# DVD-Brenner ?



## urika (13. August 2004)

Hallo,
Ich beschaeftige mich grade mit DVD-Brennern und schau irgendwie durch die verschiedenen Formate nicht durch. Hat schon jemand einmal die Unterschiede zwischen DVD+R, DVD-R, DVD-Ram und dem ganzen Krempel herausgesucht?
Gibts Empfehlungen, welcher Brenner grade super waere? Sollte man sich schon einen DVD-Brenner kaufen?
Freu mich schon auf Infos .)


----------



## Mc_Fly_B (14. August 2004)

Moin urika,

also das mit den Formaten... da schauen die Hersteller bald selbst nicht mehr durch!   und ist auch eine lange Geschichte.

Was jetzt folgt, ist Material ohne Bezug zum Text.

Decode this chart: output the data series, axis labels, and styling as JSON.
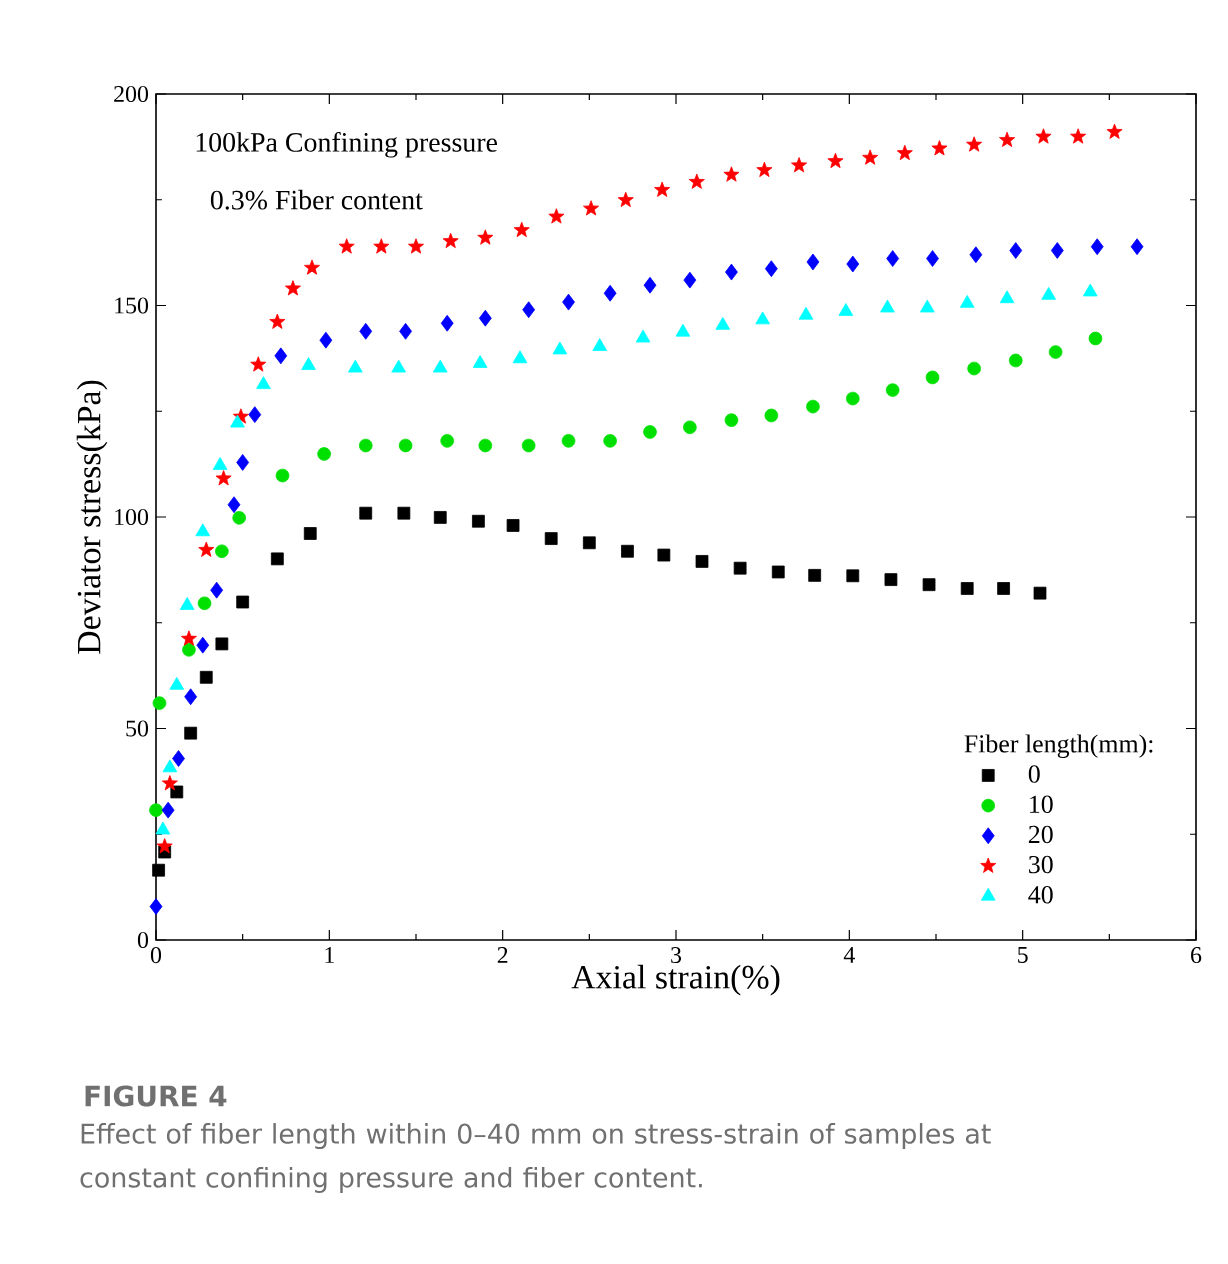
{
  "chart_data": {
    "type": "scatter",
    "xlabel": "Axial strain(%)",
    "ylabel": "Deviator stress(kPa)",
    "legend_title": "Fiber length(mm):",
    "xlim": [
      0,
      6
    ],
    "ylim": [
      0,
      200
    ],
    "xticks": [
      0,
      1,
      2,
      3,
      4,
      5,
      6
    ],
    "yticks": [
      0,
      50,
      100,
      150,
      200
    ],
    "grid": false,
    "legend": "bottom right",
    "annotations": [
      "100kPa  Confining pressure",
      "0.3%   Fiber content",
      "FIGURE 4",
      "Effect of fiber length within 0–40 mm on stress-strain of samples at constant confining pressure and fiber content."
    ],
    "series": [
      {
        "name": "0",
        "color": "#000000",
        "marker": "square",
        "x": [
          0.015,
          0.05,
          0.12,
          0.2,
          0.29,
          0.38,
          0.5,
          0.7,
          0.89,
          1.21,
          1.43,
          1.64,
          1.86,
          2.06,
          2.28,
          2.5,
          2.72,
          2.93,
          3.15,
          3.37,
          3.59,
          3.8,
          4.02,
          4.24,
          4.46,
          4.68,
          4.89,
          5.1
        ],
        "values": [
          16.5,
          20.8,
          35,
          48.9,
          62.1,
          70,
          79.9,
          90.1,
          96.1,
          100.9,
          100.9,
          99.9,
          99,
          98,
          94.9,
          93.9,
          91.9,
          91,
          89.5,
          87.9,
          87,
          86.2,
          86.1,
          85.2,
          84,
          83.1,
          83.1,
          82
        ]
      },
      {
        "name": "10",
        "color": "#00e000",
        "marker": "circle",
        "x": [
          0,
          0.02,
          0.19,
          0.28,
          0.38,
          0.48,
          0.73,
          0.97,
          1.21,
          1.44,
          1.68,
          1.9,
          2.15,
          2.38,
          2.62,
          2.85,
          3.08,
          3.32,
          3.55,
          3.79,
          4.02,
          4.25,
          4.48,
          4.72,
          4.96,
          5.19,
          5.42
        ],
        "values": [
          30.7,
          56,
          68.6,
          79.6,
          91.9,
          99.8,
          109.8,
          114.9,
          116.9,
          116.9,
          118,
          116.9,
          116.9,
          118,
          118,
          120.1,
          121.2,
          122.9,
          124,
          126.1,
          128,
          130,
          133,
          135.1,
          137,
          139,
          142.2
        ]
      },
      {
        "name": "20",
        "color": "#0000ff",
        "marker": "diamond",
        "x": [
          0,
          0.07,
          0.13,
          0.2,
          0.27,
          0.35,
          0.45,
          0.5,
          0.57,
          0.72,
          0.98,
          1.21,
          1.44,
          1.68,
          1.9,
          2.15,
          2.38,
          2.62,
          2.85,
          3.08,
          3.32,
          3.55,
          3.79,
          4.02,
          4.25,
          4.48,
          4.73,
          4.96,
          5.2,
          5.43,
          5.66
        ],
        "values": [
          7.9,
          30.7,
          42.9,
          57.5,
          69.7,
          82.7,
          102.9,
          112.9,
          124.2,
          138.1,
          141.8,
          143.9,
          143.9,
          145.8,
          147,
          149,
          150.8,
          152.9,
          154.8,
          156,
          157.9,
          158.7,
          160.3,
          159.8,
          161.1,
          161.1,
          162,
          163,
          163,
          163.9,
          163.9
        ]
      },
      {
        "name": "30",
        "color": "#ff0000",
        "marker": "star",
        "x": [
          0.05,
          0.08,
          0.19,
          0.29,
          0.39,
          0.49,
          0.59,
          0.7,
          0.79,
          0.9,
          1.1,
          1.3,
          1.5,
          1.7,
          1.9,
          2.11,
          2.31,
          2.51,
          2.71,
          2.92,
          3.12,
          3.32,
          3.51,
          3.71,
          3.92,
          4.12,
          4.32,
          4.52,
          4.72,
          4.91,
          5.12,
          5.32,
          5.53
        ],
        "values": [
          22.1,
          37,
          71.2,
          92.2,
          109.1,
          123.7,
          136,
          146.1,
          154,
          158.9,
          163.9,
          163.9,
          163.9,
          165.2,
          166,
          167.8,
          171,
          172.9,
          174.9,
          177.3,
          179.2,
          180.9,
          182,
          183.1,
          184.1,
          184.9,
          186,
          187.1,
          188,
          189.1,
          189.9,
          189.9,
          191
        ]
      },
      {
        "name": "40",
        "color": "#00ffff",
        "marker": "triangle",
        "x": [
          0.04,
          0.08,
          0.12,
          0.18,
          0.27,
          0.37,
          0.47,
          0.62,
          0.88,
          1.15,
          1.4,
          1.64,
          1.87,
          2.1,
          2.33,
          2.56,
          2.81,
          3.04,
          3.27,
          3.5,
          3.75,
          3.98,
          4.22,
          4.45,
          4.68,
          4.91,
          5.15,
          5.39
        ],
        "values": [
          26,
          40.7,
          60.2,
          79.1,
          96.5,
          112.2,
          122.2,
          131.3,
          135.8,
          135.2,
          135.2,
          135.2,
          136.3,
          137.4,
          139.5,
          140.3,
          142.3,
          143.7,
          145.3,
          146.6,
          147.7,
          148.6,
          149.4,
          149.4,
          150.5,
          151.6,
          152.4,
          153.2
        ]
      }
    ]
  }
}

Aber als Empfehlung nenne ich mal die DVD-Brenner von LG. Die können mit allen Formaten und der neueste 4120B sogar schon Dual-Layer (zwei Informationsschichten pro Seite).

Grüsse
Mc Fly


----------



## Radhad (15. August 2004)

Also, wenn man den Testberichten glauben schenkt und man sich mal die verschiedenen Geräte anschaut, würd ich eher zu einem Pioneer empfehlen, weil die im Falle eines Garantie anspruchs nicht so rumzicken wie andere. Außerdem halten die Geräte auch etwas länger als von einigen anderen Herstellern.


MfG Radhad


----------



## Edemund (22. August 2004)

Nun, das ist zwar schon ein wenig her., aber als die 4x - Brenner rauskamen gabs in den einschlägigen Zeitschriften fast jeden Monat einen anderen Test. Meist stimmten diese darüber ein, dass DVD+R Rohlinge die waren, die sich am  verlustfreisten und sichersten beschreiben liesen und somit auch die beste Qualität boten. Allerdings sind diese Informationen eben nicht mehr ganz so frisch


----------



## Radhad (23. August 2004)

Naja, wenn man den Markt beobachtet hat, gibt es zum einen mehr Hersteller, die auf das DVD+ Format setzen, und zum anderen wird doch viel besser entwickelt. Momentan ist das DVD+ Format dem DVD- Format einen Schritt vorraus. Da ich, wenn es um Hardware geht, nur noch wirklich von guten Herstellern kaufe, bleibe ich bei den Pioneer geräten, oder wer das Geld hat, kauft sich eins von Plextor...


MfG Radhad


----------